Todos buscamos una hoja de ruta que nos saque del pozo. Para los eurobonos esta pasada noche en Bruselas. O para salir del avispero de Afganistán, hace unos días en Chicago. El mayor inconveniente de esta idea luminosa que nos proporciona una guía sin pérdida posible es que lleva incluido el fracaso en su propio origen. Ahora mismo se cumplen 10 años de la hoja de ruta que popularizó la expresión, la hoja de ruta por excelencia que debía conducir a la paz entre israelíes y palestinos en tres años, en 2005 exactamente. En un año, cese de toda violencia, congelación de los asentamientos y reformas políticas y celebración de elecciones en la parte palestina; en otro, restauración de relaciones entre Israel y los países árabes y conferencia internacional para resolver todas las condiciones para la creación del Estado palestino, incluyendo las económicas; y en un tercero más, negociación de fronteras definitivas, asentamientos en Cisjordania, refugiados palestinos y Jerusalén.

Ni siquiera se inició la carretera que lleva al primer año, tal fue el tamaño del fracaso. Podríamos utilizar una expresión menos usada, pero si las hojas de ruta salen una y otra vez de la boca de los responsables políticos ante los problemas más variados y difíciles por algo será. Una explicación podría ser que hablamos de hojas de rutas, road maps en su expresión original, precisamente porque estamos totalmente desorientados y no sabemos ni dónde estamos ni hacia dónde hay que tirar. Como si su repetición a título de oración terminara haciendo llover sobre nosotros los mapas de los que carecemos tanto los ciudadanos como, lo que es mucho peor, los dirigentes. Algunos incluso lo dicen sin rebozo: nos adentramos en territorio desconocido y no tenemos ni idea de hacia dónde vamos. Practican entonces la navegación a vista, guiados por las citas electorales o las encuestas que miden su popularidad, el grado de aceptación de las medidas que propugnan o las expectativas electorales. En casos muy singulares, como es el de Rajoy, la presión es más inminente, a vista de 24 horas, y material, porque son las necesidades de liquidez de los bancos o incluso de las Administraciones las que guían cada movimiento y declaración, atendiendo así a la prima de riesgo y a las oscilaciones del Ibex 35 y en ningún caso a objetivo alguno que no sea llegar vivo al día siguiente.

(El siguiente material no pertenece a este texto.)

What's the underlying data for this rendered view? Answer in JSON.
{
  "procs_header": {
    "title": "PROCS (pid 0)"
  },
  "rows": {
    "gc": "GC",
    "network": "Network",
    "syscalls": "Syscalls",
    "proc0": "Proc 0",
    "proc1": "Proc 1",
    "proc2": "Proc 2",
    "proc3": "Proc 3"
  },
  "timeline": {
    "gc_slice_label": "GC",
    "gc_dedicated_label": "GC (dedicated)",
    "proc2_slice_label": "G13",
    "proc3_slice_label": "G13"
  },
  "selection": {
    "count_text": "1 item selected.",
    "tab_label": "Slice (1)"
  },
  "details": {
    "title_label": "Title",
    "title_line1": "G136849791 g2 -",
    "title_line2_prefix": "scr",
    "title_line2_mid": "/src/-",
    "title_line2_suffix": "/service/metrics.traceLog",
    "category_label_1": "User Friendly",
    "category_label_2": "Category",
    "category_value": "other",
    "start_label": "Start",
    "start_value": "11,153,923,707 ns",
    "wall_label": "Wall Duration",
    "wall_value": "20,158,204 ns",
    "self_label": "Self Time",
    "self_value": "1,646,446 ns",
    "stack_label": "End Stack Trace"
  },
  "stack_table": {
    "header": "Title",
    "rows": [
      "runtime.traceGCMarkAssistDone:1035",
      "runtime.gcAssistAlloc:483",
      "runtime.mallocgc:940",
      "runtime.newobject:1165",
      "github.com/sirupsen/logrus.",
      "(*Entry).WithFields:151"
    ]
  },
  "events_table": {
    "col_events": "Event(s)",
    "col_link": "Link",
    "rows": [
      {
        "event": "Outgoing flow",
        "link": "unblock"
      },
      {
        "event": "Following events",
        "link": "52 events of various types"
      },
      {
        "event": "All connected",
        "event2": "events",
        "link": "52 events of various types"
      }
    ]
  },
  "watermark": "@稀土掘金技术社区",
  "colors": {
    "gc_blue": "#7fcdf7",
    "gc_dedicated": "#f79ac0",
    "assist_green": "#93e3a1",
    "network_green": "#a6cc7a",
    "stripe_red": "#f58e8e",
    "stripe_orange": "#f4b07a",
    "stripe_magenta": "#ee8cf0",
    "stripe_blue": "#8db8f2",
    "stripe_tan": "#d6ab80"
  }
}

Utilizar la expresión hoja de ruta para el caso de Afganistán, como hizo Obama en Chicago, es así tan pertinente como descorazonador. De la misión que llevó a la OTAN al país afgano hace 10 años solo se sabe una cosa: tuvo la cobertura legal del Consejo de Seguridad y fue en respuesta a los ataques del 11-S organizados por Al Qaeda desde sus bases en el país de los talibanes amigos. Una vez derrocados los talibanes, tan pronto como en el mismo 2001, poco se puede decir de los objetivos o de los resultados durante estos 10 años ni ahora mismo porque siempre han sido confusos y nadie ha conseguido explicarlos.

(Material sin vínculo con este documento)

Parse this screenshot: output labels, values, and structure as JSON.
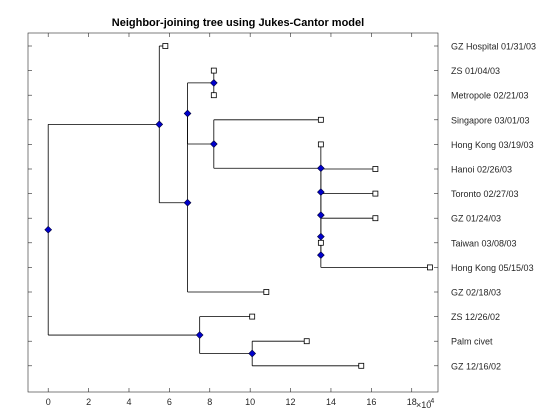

El actual presidente, adversario de la guerra de Irak pero partidario de la de Afganistán, supo pronto que no se obtendría más estabilidad ni garantías de un Estado viable en un año que en 10. Declararse vencedor y partir, que es lo que quieren hacer todos los presidentes, era imposible. De ahí esa hoja de ruta, aprobada en la cumbre de Chicago, sin más objetivo ni propósito que terminar ordenadamente de una vez y dejar atrás esos 10 años de guerra, la más larga jamás librada por Estados Unidos.

No va a ser fácil. Pakistán está en el origen de todo y también estará en el final. Su frontera está ahora cerrada a los suministros a Afganistán, en respuesta a la matanza de 24 soldados paquistaníes en noviembre por bombardeos estadounidenses. Sacar a los 130.000 soldados que tiene la OTAN, y sobre todo su colosal impedimenta, requiere de estas vías que han visto incrementado súbitamente su coste: los paquistaníes cobraban unos derechos de paso de 250 dólares por camión antes de la matanza y piden 5.000 ahora. Hace falta dinero para irse y también hace falta para dejar la seguridad en manos del nuevo Ejército afgano al que hay que formar. Eso es lo que Obama pidió a los aliados en Chicago, aunque su preocupación mayor fue que la retirada prematura de Francia no fuera el cornetín de desbandada para los otros aliados, todos ellos sometidos a unas restricciones presupuestarias que han mermado cualquier vocación de intervención exterior.

La OTAN sabe o cree saber lo que va a hacer en Afganistán, pero en Chicago también se ha desentendido claramente de la matanza en Siria. Ahí ya no sabe nada. Y de lo que no se puede hablar, mejor callarse del todo. Así parece creerlo una Alianza que se decía guiada por unas ideas y unos valores discretamente arrumbados en la navegación a vista, que es lo habitual cuando no hay ni hoja ni ruta.